Poche pagine certo, ma lo spessore del tema -la fortuna-  è vitale e prezioso, perché lascia vivere un tema che è stato caro a molti studiosi e letterati, fin dai tempi di Dante, Petrarca e Boccaccio.  Il fato coglie tutti, chi più e chi meno, fortunati coloro che sono in grado di assecondarne le onde, ovvero coloro che, sono, per l’appunto “fortunati”. Non si tratta, qui, di cieca fortuna o di mera casualità, ma della capacità di percepire, al di là dell’apparenza, le trame sottili di un destino, quel filo che muove tutto, l’essere e l’esistenza, di leggere nel vulcano che muove le casualità, e di leggere infine oltre il materiale e l’ordinario, oltre l’apparenza. Cosa non da poco. E’ questa, infatti, la capacità innata di coloro che, in un prato, individuano, senza fatica, il quadrifoglio in mezzo a un campo di trifogli: “costui avrà anche uno sguardo particolare sul campo della vita. Avrà anche fortuna, il suo occhio interiore riconosce i segni, quelli che conducono e quelli che respingono. In mezzo alla catastrofe abbiamo vissuto il tramonto di uomini che pure avevano acutamente escogitato la migliore via di fuga, mentre altri la trovavano quasi senza fatica, come in sogno”.

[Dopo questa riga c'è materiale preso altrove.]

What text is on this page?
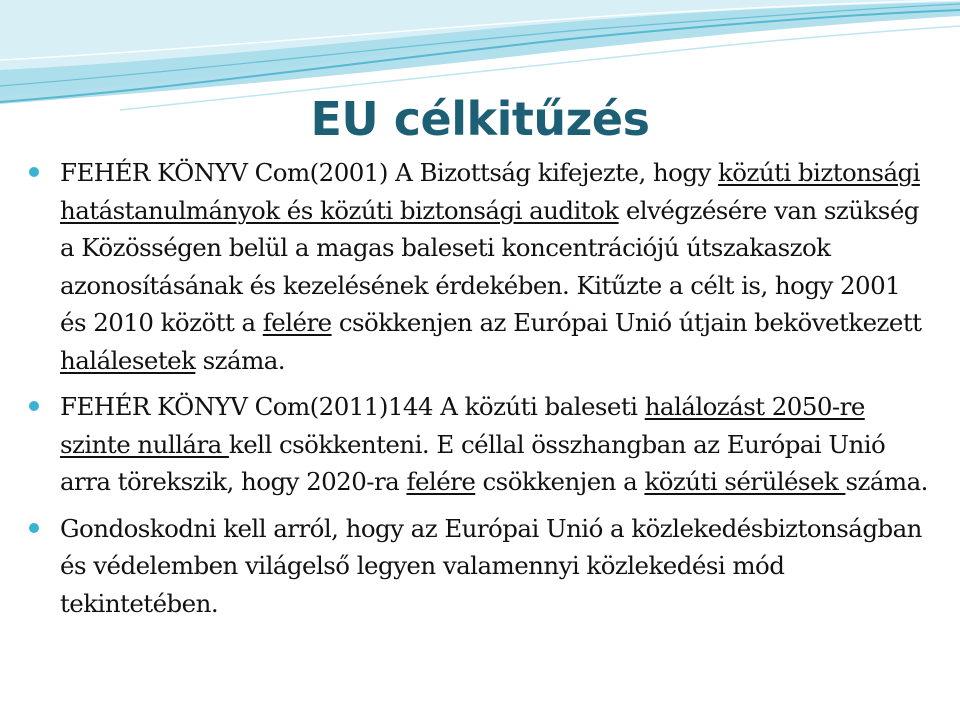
EU célkitűzés
FEHÉR KÖNYV Com(2001) A Bizottság kifejezte, hogy közúti biztonsági hatástanulmányok és közúti biztonsági auditok elvégzésére van szükség a Közösségen belül a magas baleseti koncentrációjú útszakaszok azonosításának és kezelésének érdekében. Kitűzte a célt is, hogy 2001 és 2010 között a felére csökkenjen az Európai Unió útjain bekövetkezett halálesetek száma.
FEHÉR KÖNYV Com(2011)144 A közúti baleseti halálozást 2050-re szinte nullára kell csökkenteni. E céllal összhangban az Európai Unió arra törekszik, hogy 2020-ra felére csökkenjen a közúti sérülések száma.
Gondoskodni kell arról, hogy az Európai Unió a közlekedésbiztonságban és védelemben világelső legyen valamennyi közlekedési mód tekintetében.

“Il quadrifoglio – scrive Siniscalco – porta fortuna perché è insolito, genera meraviglia discostandosi dalla norma, benché proprio la sua eccezione confermi la validità dell’armonia cosmica”. Si tratti di coleotteri o quadrifogli, di un luogo come la Sardegna o di un’isola greca, Jünger ridisegna una immensa mappa spirituale che, come scrive Mario Bosincu nella prefazione a La Grande Madre (Le Lettere), diventa molto più che simbolica nel momento in cui coglie connessioni, caratteri, anima dei luoghi e perfino lo spirito originario. Quando Jünger entra in contatto con quel sud del mondo che fa fatica ad abbandonarsi al moderno, o quando si intestardisce nello studio minuzioso e lenticolare  di un coleottero, cerca “l’accesso al palazzo dell’essere”. E quando, nel 1978, visita la Sardegna ha netta la sensazione di una fuga dalla civiltà tecnologica: “È come se un’esplosione avesse investito il pianeta intero”. Ma, nei ritorni successivi sull’isola, è sconvolto da ogni singolo cambiamento. Si fa specie persino dell’oste che mostra con fierezza il suo frigorifero e gli assicura che le vivande siano “fresche come a San Francisco e in ogni altro luogo del mondo”, e che rappresenta “il precursore delle merci prodotte dall’industria per il consumo di massa, che nella loro fattura a buon mercato” potranno essere sempre presenti sull’Isola. Il volumetto “Quadrifogli” di Ernst Junger è un affondo anche sui sogni, territori caro a pittori e poeti, certo porta privilegiata per quella “realtà separata” che a parere di saggi e sapienti è il vero mondo, oltre il reale, oltre l’esistente. Plaquette da non perdere, da tenere vicino ogni giorno e assaporarne poche righe, in quanto insegna a vivere, a capire il mondo e l’esistenza, specie in questo nostro tempo distratto e senza linfa vitale;  Ernst Junger fa attenzione all’osservazione di fenomeni minuti, attraverso l’entomologia e i viaggi, e in  esse trova il senso ultimo del tutto;  una scrupolosa attenzione  sia ai fiori o agli insetti, che in  civiltà e luoghi remoti.